Zölle und „Kakerlaken“ – warum Gold gerade der bessere Bitcoin ist 

Foto: ChatGPT/Cash.
2025 scheint Gold als favorisierte Anlage gegenübe dem Bitcoin für sich zu entscheiden.

Trotz glänzender US-Börsen rückt 2025 ein alter Bekannter in den Fokus: Gold. Während geopolitische Risiken, Währungsschwankungen und Marktverwerfungen Anleger fordern, zeigt sich das Edelmetall als stabiler Anker – und übertrifft sogar Bitcoin.

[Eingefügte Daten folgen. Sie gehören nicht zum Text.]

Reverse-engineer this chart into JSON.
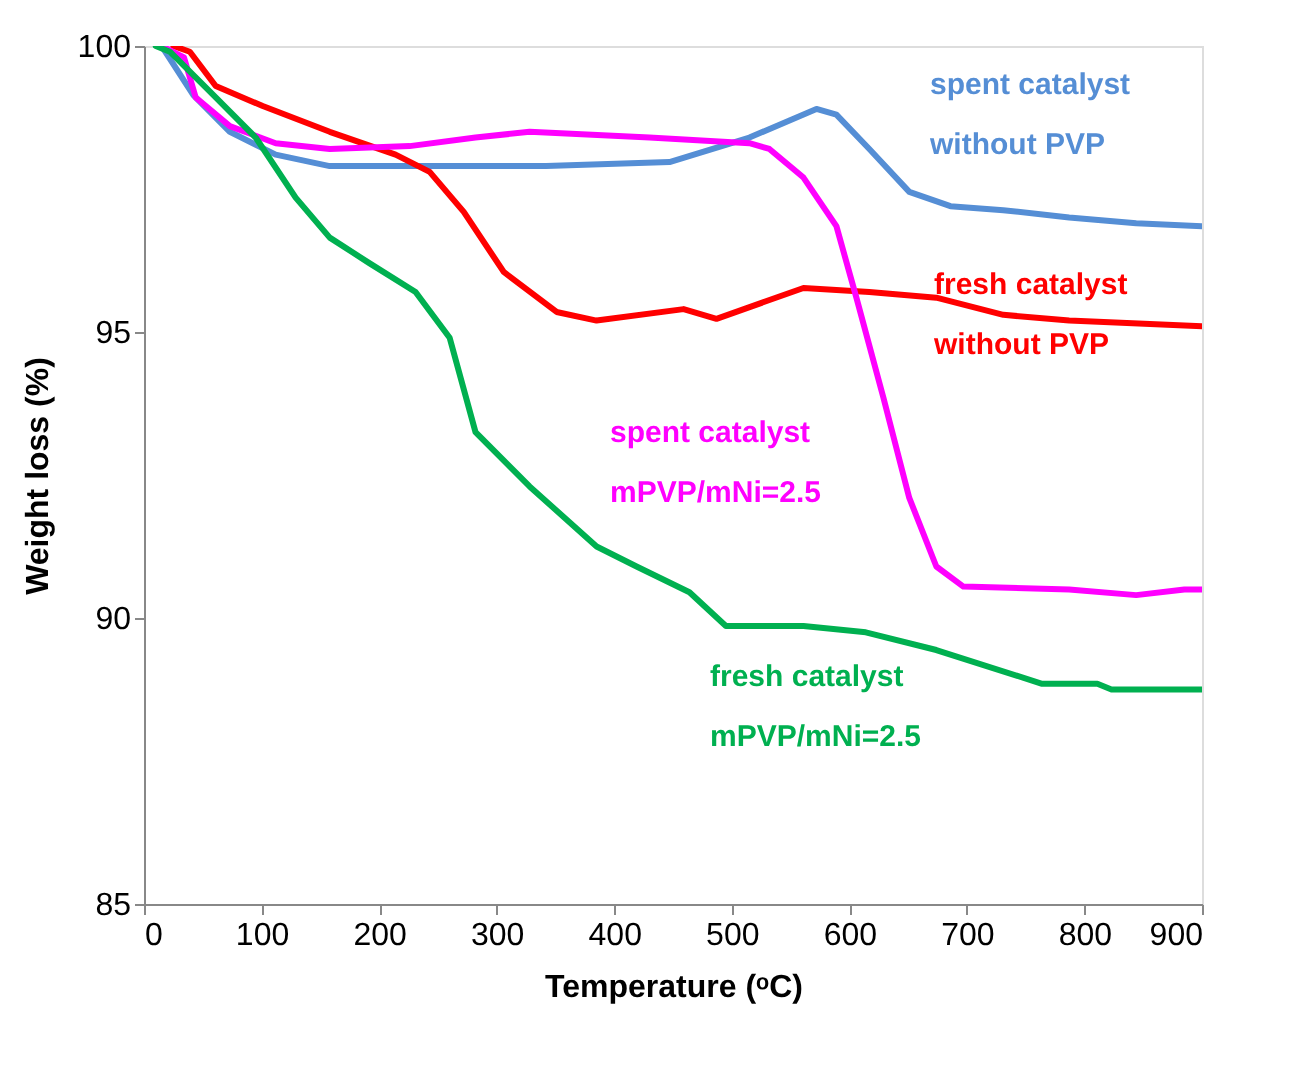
{
  "chart_data": {
    "type": "line",
    "xlabel": "Temperature (ᵒC)",
    "ylabel": "Weight loss (%)",
    "xlim": [
      0,
      900
    ],
    "ylim": [
      85,
      100
    ],
    "xticks": [
      0,
      100,
      200,
      300,
      400,
      500,
      600,
      700,
      800,
      900
    ],
    "yticks": [
      85,
      90,
      95,
      100
    ],
    "grid": false,
    "legend": false,
    "marker": "none",
    "line_style": "solid",
    "series": [
      {
        "name": "spent catalyst\nwithout PVP",
        "color": "#558ed5",
        "x": [
          15,
          42,
          73,
          112,
          158,
          226,
          342,
          447,
          515,
          572,
          589,
          617,
          651,
          686,
          731,
          787,
          844,
          900
        ],
        "values": [
          100,
          99.14,
          98.5,
          98.1,
          97.9,
          97.9,
          97.9,
          97.97,
          98.4,
          98.9,
          98.8,
          98.2,
          97.45,
          97.2,
          97.13,
          97.0,
          96.9,
          96.85
        ]
      },
      {
        "name": "fresh catalyst\nwithout PVP",
        "color": "#ff0000",
        "x": [
          25,
          39,
          61,
          101,
          158,
          214,
          243,
          272,
          306,
          351,
          385,
          459,
          487,
          561,
          617,
          674,
          731,
          787,
          900
        ],
        "values": [
          100,
          99.9,
          99.3,
          98.95,
          98.5,
          98.1,
          97.8,
          97.1,
          96.05,
          95.35,
          95.2,
          95.4,
          95.23,
          95.77,
          95.7,
          95.6,
          95.3,
          95.2,
          95.1
        ]
      },
      {
        "name": "spent catalyst\nmPVP/mNi=2.5",
        "color": "#ff00ff",
        "x": [
          15,
          34,
          44,
          73,
          112,
          158,
          226,
          282,
          328,
          430,
          515,
          532,
          561,
          589,
          606,
          629,
          651,
          674,
          697,
          787,
          844,
          885,
          900
        ],
        "values": [
          100,
          99.8,
          99.1,
          98.6,
          98.3,
          98.2,
          98.25,
          98.4,
          98.5,
          98.4,
          98.3,
          98.2,
          97.7,
          96.85,
          95.6,
          93.85,
          92.1,
          90.9,
          90.55,
          90.5,
          90.4,
          90.5,
          90.5
        ]
      },
      {
        "name": "fresh catalyst\nmPVP/mNi=2.5",
        "color": "#00b050",
        "x": [
          10,
          22,
          61,
          95,
          129,
          158,
          192,
          231,
          260,
          282,
          328,
          385,
          419,
          464,
          495,
          561,
          614,
          674,
          764,
          811,
          823,
          900
        ],
        "values": [
          100,
          99.9,
          99.1,
          98.4,
          97.35,
          96.65,
          96.2,
          95.7,
          94.9,
          93.25,
          92.3,
          91.25,
          90.9,
          90.45,
          89.86,
          89.86,
          89.75,
          89.44,
          88.85,
          88.85,
          88.75,
          88.75
        ]
      }
    ]
  }
}
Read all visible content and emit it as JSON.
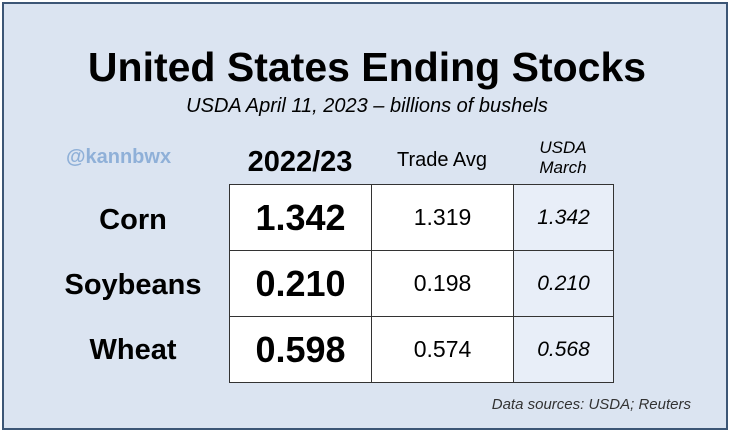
{
  "title": "United States Ending Stocks",
  "subtitle": "USDA April 11, 2023 – billions of bushels",
  "handle": "@kannbwx",
  "columns": {
    "year": "2022/23",
    "trade": "Trade Avg",
    "usda_line1": "USDA",
    "usda_line2": "March"
  },
  "rows": [
    {
      "label": "Corn",
      "year": "1.342",
      "trade": "1.319",
      "usda": "1.342"
    },
    {
      "label": "Soybeans",
      "year": "0.210",
      "trade": "0.198",
      "usda": "0.210"
    },
    {
      "label": "Wheat",
      "year": "0.598",
      "trade": "0.574",
      "usda": "0.568"
    }
  ],
  "source": "Data sources: USDA; Reuters",
  "colors": {
    "background": "#dbe4f1",
    "border": "#3c5676",
    "handle": "#8fb0d8",
    "usda_cell": "#e8eef8"
  }
}
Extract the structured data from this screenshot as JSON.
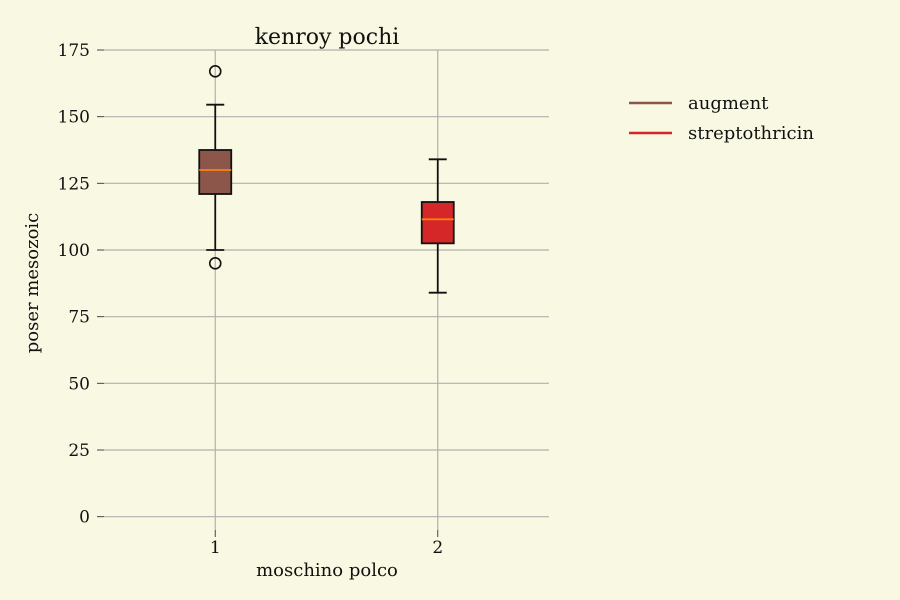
{
  "chart_data": {
    "type": "box",
    "title": "kenroy pochi",
    "xlabel": "moschino polco",
    "ylabel": "poser mesozoic",
    "categories": [
      "1",
      "2"
    ],
    "ylim": [
      -5,
      175
    ],
    "yticks": [
      0,
      25,
      50,
      75,
      100,
      125,
      150,
      175
    ],
    "grid": true,
    "legend_position": "right",
    "series": [
      {
        "name": "augment",
        "color": "#8c564b",
        "median_color": "#ff7f0e",
        "whisker_low": 100,
        "q1": 121,
        "median": 130,
        "q3": 137.5,
        "whisker_high": 154.5,
        "outliers": [
          167,
          95
        ]
      },
      {
        "name": "streptothricin",
        "color": "#d62728",
        "median_color": "#ff7f0e",
        "whisker_low": 84,
        "q1": 102.5,
        "median": 111.5,
        "q3": 118,
        "whisker_high": 134,
        "outliers": []
      }
    ]
  }
}
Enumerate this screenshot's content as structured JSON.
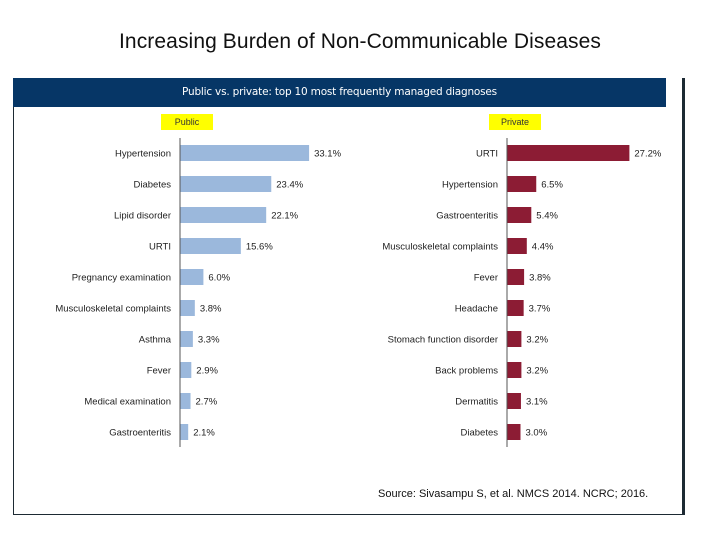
{
  "slide": {
    "title": "Increasing Burden of Non-Communicable Diseases",
    "source": "Source: Sivasampu S, et al. NMCS 2014. NCRC; 2016."
  },
  "chart_data": {
    "type": "bar",
    "orientation": "horizontal",
    "title": "Public vs. private: top 10 most frequently managed diagnoses",
    "value_format": "percent_1dp",
    "panels": [
      {
        "name": "Public",
        "color": "#9bb8dc",
        "categories": [
          "Hypertension",
          "Diabetes",
          "Lipid disorder",
          "URTI",
          "Pregnancy examination",
          "Musculoskeletal complaints",
          "Asthma",
          "Fever",
          "Medical examination",
          "Gastroenteritis"
        ],
        "values": [
          33.1,
          23.4,
          22.1,
          15.6,
          6.0,
          3.8,
          3.3,
          2.9,
          2.7,
          2.1
        ],
        "labels": [
          "33.1%",
          "23.4%",
          "22.1%",
          "15.6%",
          "6.0%",
          "3.8%",
          "3.3%",
          "2.9%",
          "2.7%",
          "2.1%"
        ],
        "xlim": [
          0,
          40
        ]
      },
      {
        "name": "Private",
        "color": "#8c1c34",
        "categories": [
          "URTI",
          "Hypertension",
          "Gastroenteritis",
          "Musculoskeletal complaints",
          "Fever",
          "Headache",
          "Stomach function disorder",
          "Back problems",
          "Dermatitis",
          "Diabetes"
        ],
        "values": [
          27.2,
          6.5,
          5.4,
          4.4,
          3.8,
          3.7,
          3.2,
          3.2,
          3.1,
          3.0
        ],
        "labels": [
          "27.2%",
          "6.5%",
          "5.4%",
          "4.4%",
          "3.8%",
          "3.7%",
          "3.2%",
          "3.2%",
          "3.1%",
          "3.0%"
        ],
        "xlim": [
          0,
          40
        ]
      }
    ],
    "xlabel": "",
    "ylabel": "",
    "grid": false,
    "legend": "none"
  },
  "colors": {
    "header_bg": "#063666",
    "label_highlight": "#ffff00",
    "axis": "#555555"
  }
}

Zum Start habe ich für Sie ein Gedankenexperiment: Könnten der S&P 500 (US-Aktien) und Gold in den kommenden fünf Jahren beide auf 10.000 Punkte bzw. USD steigen? Wir wissen es nicht, aber die Formel für die Entwicklung ist relativ bekannt. Für Aktien zählt am Ende immer: Gewinnentwicklung x Bewertung (Story von morgen). Für Gold zählen vor allem Werttreiber wie geopolitisches Risiko, Politik- und Sanktionslage sowie die Geld- und Liquiditätspolitik. Wichtig für Portfolio-Konstrukteure ist: Beides, Aktien und Gold, können im Depot sinnvoll nebeneinanderstehen, am besten flankiert von weiteren Anlageklassen wie Rohstoffen oder Anleihen, denn Resilienz kommt durch Diversifikation.

Abb. 1: Die Grafik zeigt die indexierte Wertentwicklung von Bitcoin und Gold im Jahr 2025 in Euro umgerechnet.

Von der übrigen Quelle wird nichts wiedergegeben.